The Computer Fraud and Abuse Act has largely frustrated security researchers, hackers and the broader cybersecurity community for years due to its vague language. Earlier this week, the Justice Department released new guidelines — drafted in 2014 — for prosecutors involved in cases where the CFAA may be applicable.
The now public document, written by the U.S. Attorney General’s office, offers a window into how computer crimes are prosecuted and defined by the federal government. A recent legal challenge to the CFAA caused the DOJ to release the aforementioned guidelines.
“In my mind we’re really dealing with a problem of interpretation,” Orin Kerr, Research Professor at The George Washington University Law School, said during a panel discussion at New America earlier this month. “The concept of a computer trespass statute makes a lot of sense, the hard question is what counts as a computer trespass … the reason the CFAA is controversial is because courts have really struggled to figure out what [unauthorized access] means.”
Central to the CFAA is what constitutes unauthorized access to a computer, network or other internet-connected system. However, as Kerr noted, circuit courts have consistently differed in their definition of access without authorization.
The CFAA could be violated, for example, in a case where an individual hands over a password to a hacker, as was the case of former Reuters journalist Matthew Keys, or if a security researcher reveals customer data that is already sitting exposed on a public domain — evident in the Andrew Auernheimer case.

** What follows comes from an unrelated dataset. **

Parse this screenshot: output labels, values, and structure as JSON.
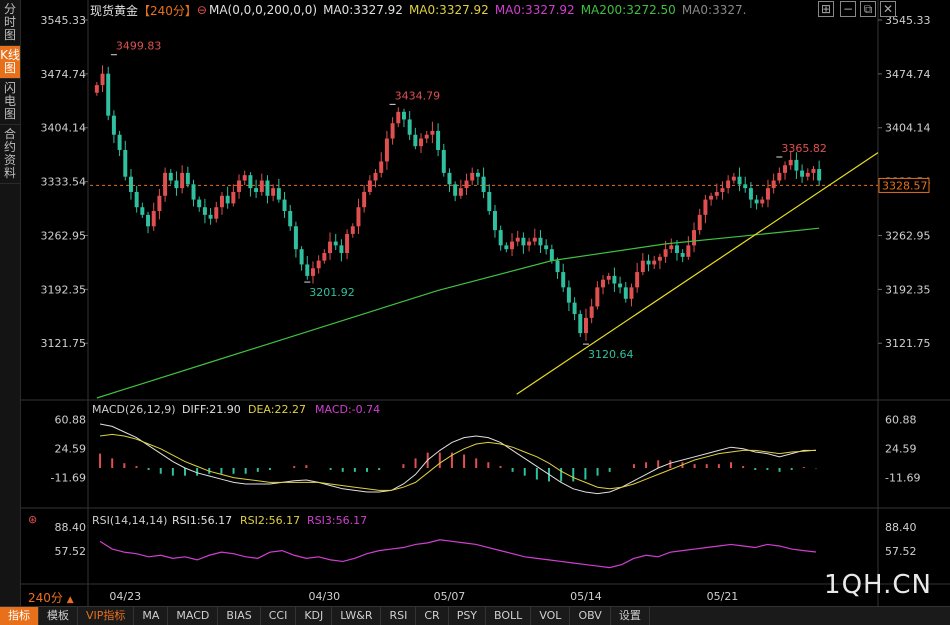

Another significant issue often discussed by the law’s critics has been with regard to sentencing, which follow the framework for economic fraud, which requires an assessment of economic loss, but that indicator is sometimes irrelevant in computer intrusion cases.
As part of the memorandum, which is titled “Intake and Charging Policy for Computer Crime Matters,” the DOJ acknowledged that the “laws addressing the misuse of computers have not kept pace uniformly with developments in technology and criminal schemes.”
Even so, the department believes the CFAA remains an “important” tool in prosecuting cybercrimes, the memorandum states.
Over the last several years, there has been several unsuccessful attempts to reform the CFAA. Aaron’s Law, a bipartisan bill to make changes to the CFAA introduced into the House of Representatives in June 2013, stalled. It was again reintroduced in 2015 by Rep. Zoe Lofgren, D-Calif., and Sen. Ron Wyden, D-Ore. The bill, which was named after an internet activist that committed suicide while standing trial for violating terms of the CFAA, remains stuck in legislative limbo.
The U.S. government brings approximately 100 CFAA cases to court per year, according to Kerr — a figure that is limited because it is “very hard to catch people.”
These 2014 guidelines are significant because they effectively recommend for prosecutors to determine charges based on, among other things, the sensitivity of information stored on a breached computer; calling on lawyers to consider the impact of an intrusion and to investigate the hacker’s intent. The list of conditions provided in the memorandum are “not intended to be all inclusive.”